Now, being Americans, and therefore accustomed to the most obliging behaviour on the part of the male sex, it never occurred to them that Pluto might be ungallant enough to object to their taking a hand in. But he did—as they might have foreseen would be likely in a person so unmannerly as to snatch lovely daughters from devoted mothers.
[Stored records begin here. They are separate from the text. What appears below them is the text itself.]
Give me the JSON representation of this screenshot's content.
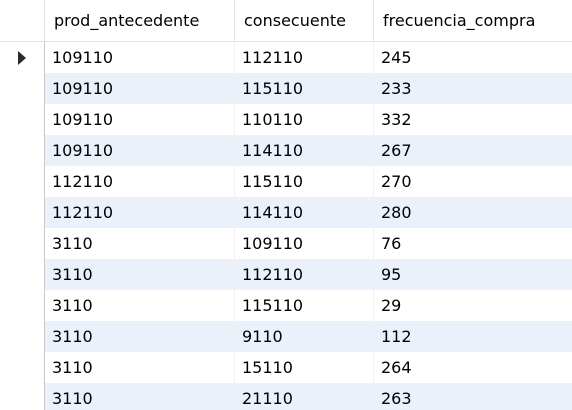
{
  "columns": [
    "prod_antecedente",
    "consecuente",
    "frecuencia_compra"
  ],
  "current_row_indicator": "triangle-right-icon",
  "rows": [
    [
      "109110",
      "112110",
      "245"
    ],
    [
      "109110",
      "115110",
      "233"
    ],
    [
      "109110",
      "110110",
      "332"
    ],
    [
      "109110",
      "114110",
      "267"
    ],
    [
      "112110",
      "115110",
      "270"
    ],
    [
      "112110",
      "114110",
      "280"
    ],
    [
      "3110",
      "109110",
      "76"
    ],
    [
      "3110",
      "112110",
      "95"
    ],
    [
      "3110",
      "115110",
      "29"
    ],
    [
      "3110",
      "9110",
      "112"
    ],
    [
      "3110",
      "15110",
      "264"
    ],
    [
      "3110",
      "21110",
      "263"
    ]
  ],
  "colors": {
    "alt_row": "#eaf1fb",
    "border": "#e3e3e3"
  }
}
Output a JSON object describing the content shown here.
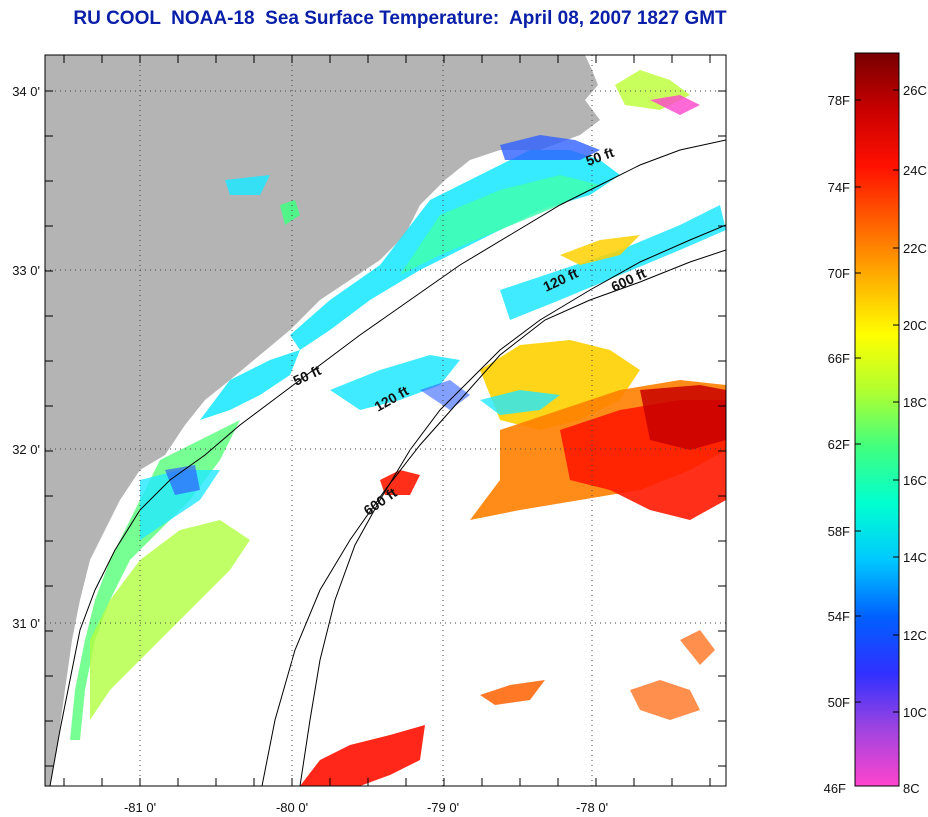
{
  "title": "RU COOL  NOAA-18  Sea Surface Temperature:  April 08, 2007 1827 GMT",
  "map": {
    "lon_ticks": [
      "-81 0'",
      "-80 0'",
      "-79 0'",
      "-78 0'"
    ],
    "lat_ticks": [
      "34 0'",
      "33 0'",
      "32 0'",
      "31 0'"
    ],
    "isobaths": [
      {
        "label": "50 ft"
      },
      {
        "label": "50 ft"
      },
      {
        "label": "120 ft"
      },
      {
        "label": "120 ft"
      },
      {
        "label": "600 ft"
      },
      {
        "label": "600 ft"
      }
    ],
    "colors": {
      "land": "#b4b4b4",
      "ocean_no_data": "#ffffff"
    }
  },
  "colorbar": {
    "fahrenheit_labels": [
      "78F",
      "74F",
      "70F",
      "66F",
      "62F",
      "58F",
      "54F",
      "50F",
      "46F"
    ],
    "celsius_labels": [
      "26C",
      "24C",
      "22C",
      "20C",
      "18C",
      "16C",
      "14C",
      "12C",
      "10C",
      "8C"
    ],
    "stops": [
      "#ff44cc",
      "#a044e0",
      "#3030ff",
      "#0060ff",
      "#00c8ff",
      "#00ffd0",
      "#40ff80",
      "#b0ff30",
      "#ffff00",
      "#ffb000",
      "#ff6000",
      "#ff1000",
      "#c80000",
      "#780000"
    ]
  }
}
It began on the ocean. On quite a calm evening a wave, passing from under the side of the ship, threw its crest back—perhaps to look at the stars—and fell head over heels into their open port. Certainly as much as two tons of green and icy Atlantic entered impulsively, and by the time they were dried out and comforted by the tight-corseted, rosy, sympathetic Lemon every object they possessed was a mere bunch of depressed rumples. Throughout the rest of the voyage they presented the unfortunate appearance of having slept in their clothes, including their hats. These last, which they had believed refreshingly picturesque, or coquettish, at starting, had that defiantly wretched aspect displayed by the broody hen after she has been dipped in the rain-barrel to check her too exuberant aversion to race-suicide.

That was how Pluto began, and it swiftly went from bad to worse.